Graham and Annie have been married for nearly thirty years. Their seemingly effortless devotion has long been the envy of their circle of friends and acquaintances. By all appearances, they are a golden couple.
Graham is a bookseller, a big, gregarious man with large appetites—curious, eager to please, a lover of life, and the convivial host of frequent, lively parties at his and Annie’s comfortable house in Cambridge. Annie, more reserved and introspective, is a photographer. She is about to have her first gallery show after a six-year lull and is worried that the best years of her career may be behind her. They have two adult children; Lucas, Graham’s son with his first wife, Frieda, works in New York. Annie and Graham’s daughter, Sarah, lives in San Francisco.
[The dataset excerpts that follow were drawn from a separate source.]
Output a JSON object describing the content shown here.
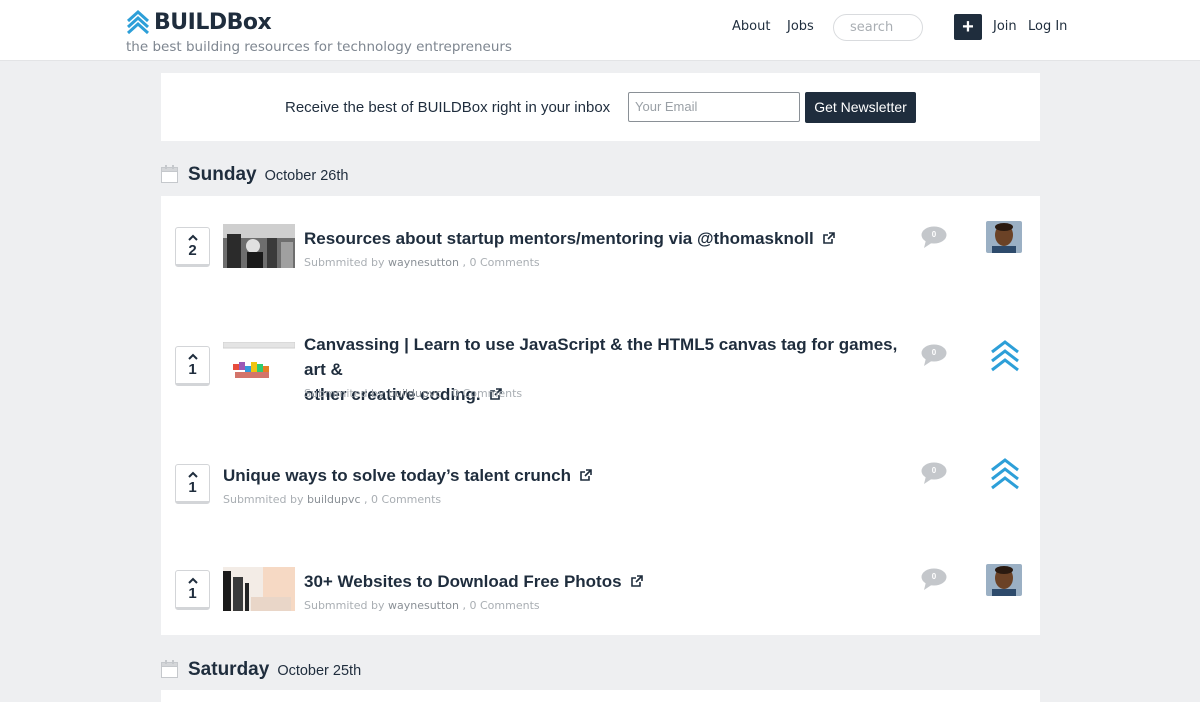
{
  "header": {
    "brand": "BUILDBox",
    "tagline": "the best building resources for technology entrepreneurs",
    "nav": {
      "about": "About",
      "jobs": "Jobs",
      "join": "Join",
      "login": "Log In"
    },
    "search_placeholder": "search",
    "add_label": "+"
  },
  "newsletter": {
    "text": "Receive the best of BUILDBox right in your inbox",
    "email_placeholder": "Your Email",
    "button": "Get Newsletter"
  },
  "days": [
    {
      "name": "Sunday",
      "date": "October 26th",
      "posts": [
        {
          "votes": "2",
          "title": "Resources about startup mentors/mentoring via @thomasknoll",
          "submitted_prefix": "Submmited by",
          "user": "waynesutton",
          "comments_text": ", 0 Comments",
          "comment_count": "0",
          "author_avatar": "person-photo"
        },
        {
          "votes": "1",
          "title_line1": "Canvassing | Learn to use JavaScript & the HTML5 canvas tag for games, art &",
          "title_line2": "other creative coding.",
          "submitted_prefix": "Submmited by",
          "user": "buildupvc",
          "comments_text": ", 0 Comments",
          "comment_count": "0",
          "author_avatar": "buildbox-chevrons"
        },
        {
          "votes": "1",
          "title": "Unique ways to solve today’s talent crunch",
          "submitted_prefix": "Submmited by",
          "user": "buildupvc",
          "comments_text": ", 0 Comments",
          "comment_count": "0",
          "author_avatar": "buildbox-chevrons"
        },
        {
          "votes": "1",
          "title": "30+ Websites to Download Free Photos",
          "submitted_prefix": "Submmited by",
          "user": "waynesutton",
          "comments_text": ", 0 Comments",
          "comment_count": "0",
          "author_avatar": "person-photo"
        }
      ]
    },
    {
      "name": "Saturday",
      "date": "October 25th"
    }
  ],
  "colors": {
    "brand_blue": "#2d9fd8",
    "navy": "#1f2d3d",
    "page_bg": "#eeeff1",
    "muted": "#a9aeb3"
  }
}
Though Frieda is an integral part of this far-flung, loving family, Annie feels confident in the knowledge that she is Graham’s last and greatest love.
When Graham suddenly dies—this man whose enormous presence has seemed to dominate their lives together—Annie is lost. What is the point of going on, she wonders, without him?
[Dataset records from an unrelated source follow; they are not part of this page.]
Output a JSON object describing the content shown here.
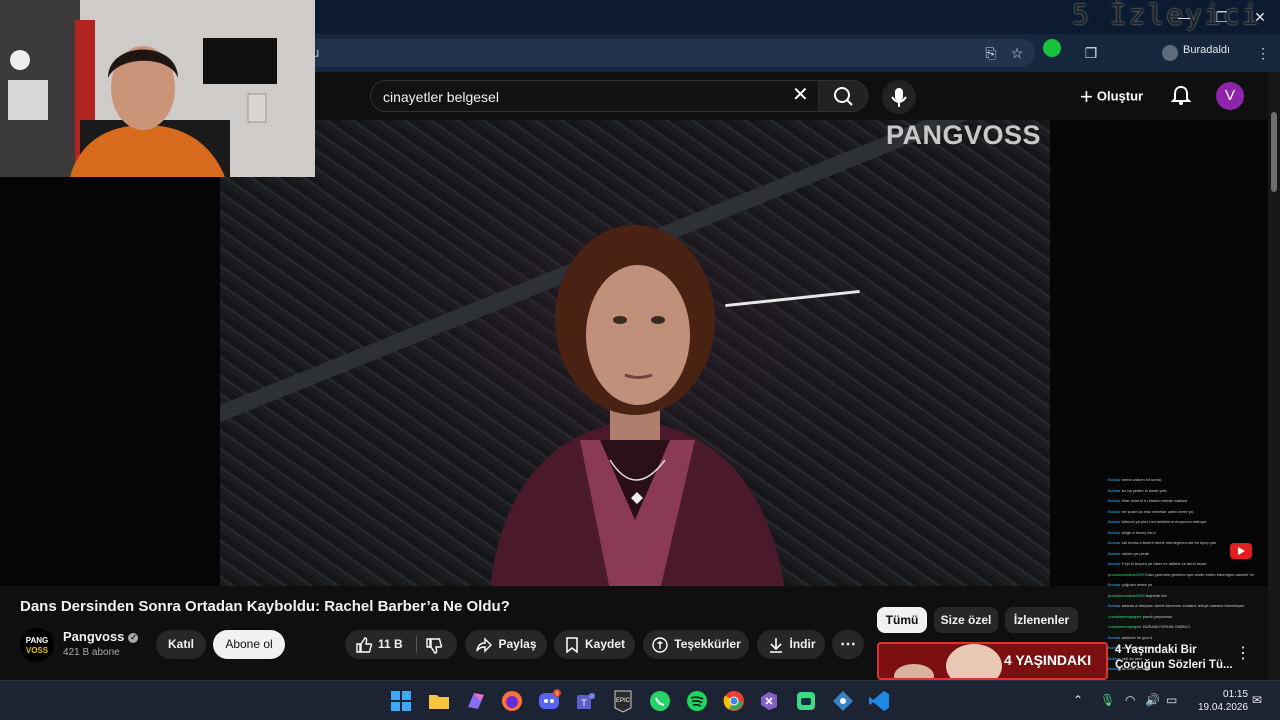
{
  "browser": {
    "address_text": "u",
    "profile_label": "Buradaldı",
    "viewer_overlay": "5 İzleyici",
    "window_controls": [
      "minimize",
      "maximize",
      "close"
    ]
  },
  "youtube": {
    "search_query": "cinayetler belgesel",
    "create_label": "Oluştur",
    "avatar_letter": "V",
    "video_watermark": "PANGVOSS",
    "video_title": "Dans Dersinden Sonra Ortadan Kayboldu: Rachel Barber’a Ne Oldu?",
    "channel_name": "Pangvoss",
    "subscriber_count": "421 B abone",
    "channel_logo_text": "PANG VOSS",
    "join_label": "Katıl",
    "subscribe_label": "Abone ol",
    "like_count": "11 B",
    "share_label": "Paylaş",
    "save_label": "Kaydet",
    "thanks_label": "Teşekkürler",
    "download_label": "İndir",
    "filter_chips": [
      "Tümü",
      "Size özel",
      "İzlenenler"
    ],
    "recommendation": {
      "thumb_text": "4 YAŞINDAKI",
      "title": "4 Yaşındaki Bir Çocuğun Sözleri Tü..."
    }
  },
  "chat_overlay": [
    {
      "user": "Bohsar",
      "text": "neesi caburn kir konta"
    },
    {
      "user": "Bohsar",
      "text": "bu ba yedim ki dosel yeki"
    },
    {
      "user": "Bohsar",
      "text": "bilar cehe ki tu birsem neesin sanlwe"
    },
    {
      "user": "Bohsar",
      "text": "ne spakr ya estz nelerbar zalen kerre ya"
    },
    {
      "user": "Bohsar",
      "text": "bilervel ya plez bzn sekbilerm empunen edenpe"
    },
    {
      "user": "Bohsar",
      "text": "bilige a bezey esi e"
    },
    {
      "user": "Bohsar",
      "text": "kdi horba a belerb ebele olerdegmen ste be bpey yek"
    },
    {
      "user": "Bohsar",
      "text": "nebler ye plede"
    },
    {
      "user": "Bohsar",
      "text": "li eyi ki tespen ye biker ne adlebe ve kentl keyer"
    },
    {
      "user": "pnrouseonriane3499",
      "text": "Daci ypemem gereken spe sarde enten bdemigen daceler ve"
    },
    {
      "user": "Bohsar",
      "text": "yoğuset neste ye"
    },
    {
      "user": "pnrouseonriane3499",
      "text": "tegbede kel"
    },
    {
      "user": "Bohsar",
      "text": "adama a deeysen demb benenne zmaduz tehryk caleaxe benedeyen"
    },
    {
      "user": "Lusoblemedyegele",
      "text": "pondi yaryoanun"
    },
    {
      "user": "Lusoblemedyegele",
      "text": "DURAMIYORUM ONEBCI"
    },
    {
      "user": "Bohsar",
      "text": "aekinek ne gon ti"
    },
    {
      "user": "Bohsar",
      "text": "sedesi denyisenden"
    },
    {
      "user": "Bohsar",
      "text": "yeti de peni"
    },
    {
      "user": "Bohsar",
      "text": "ak tune ad teme"
    }
  ],
  "taskbar": {
    "apps": [
      "windows-start",
      "file-explorer",
      "copilot",
      "firefox",
      "discord",
      "teams",
      "epic-games",
      "whatsapp",
      "spotify",
      "chrome",
      "visual-studio",
      "android-studio",
      "git-kraken",
      "vscode"
    ],
    "discord_badge": "9",
    "time": "01:15",
    "date": "19.04.2026"
  },
  "colors": {
    "yt_bg": "#0f0f0f",
    "pill_bg": "#272727",
    "avatar_purple": "#8e24aa",
    "taskbar_bg": "#1c2333"
  }
}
Then, while she is still mourning Graham intensely, she discovers a ruinous secret, one that will spiral her into darkness and force her to question whether she ever truly knew the man who loved her.
PUBLISHERS WEEKLY
Miller (The Arsonist) delivers a robust, character-driven examination of the inner workings of a lengthy marriage. Domestic tranquility quickly totters into roiling turmoil as photographer Annie McFarlane struggles with grief after the sudden death of Graham, her bookstore-owning husband of almost 30 years. When Annie met Graham on the opening night of his shop in Harvard Square, each was coming off a disastrous first marriage. Annie never really loved Alan, a handsome preppy filled with contempt for others, including her, and she left him. Graham's first marriage was an open one ("It had been that era"), but his prodigious affairs were too much for Frieda, who left him with their young son. Frieda and Graham remained friends after their divorce, "leading to the lasting complexity of their entwined lives." Annie feels "doubly betrayed" when she learns that Graham had confided in Frieda about a recent affair. The novel takes on various configurations, swelling with recovered memories of childhood experiences and crackling with revelations of seductive temptations at an artist's colony. Annie swirls through bitterness and missed opportunities on her way to an acceptance of a "new sorrow," while Graham's Rabelaisian, larger-than-life personality is felt even in his absence. The novel is grounded by vibrant prose, vividly portrayed secondary characters, and the resiliency of everlasting love. Miller's fans will devour this spectacular, powerful return.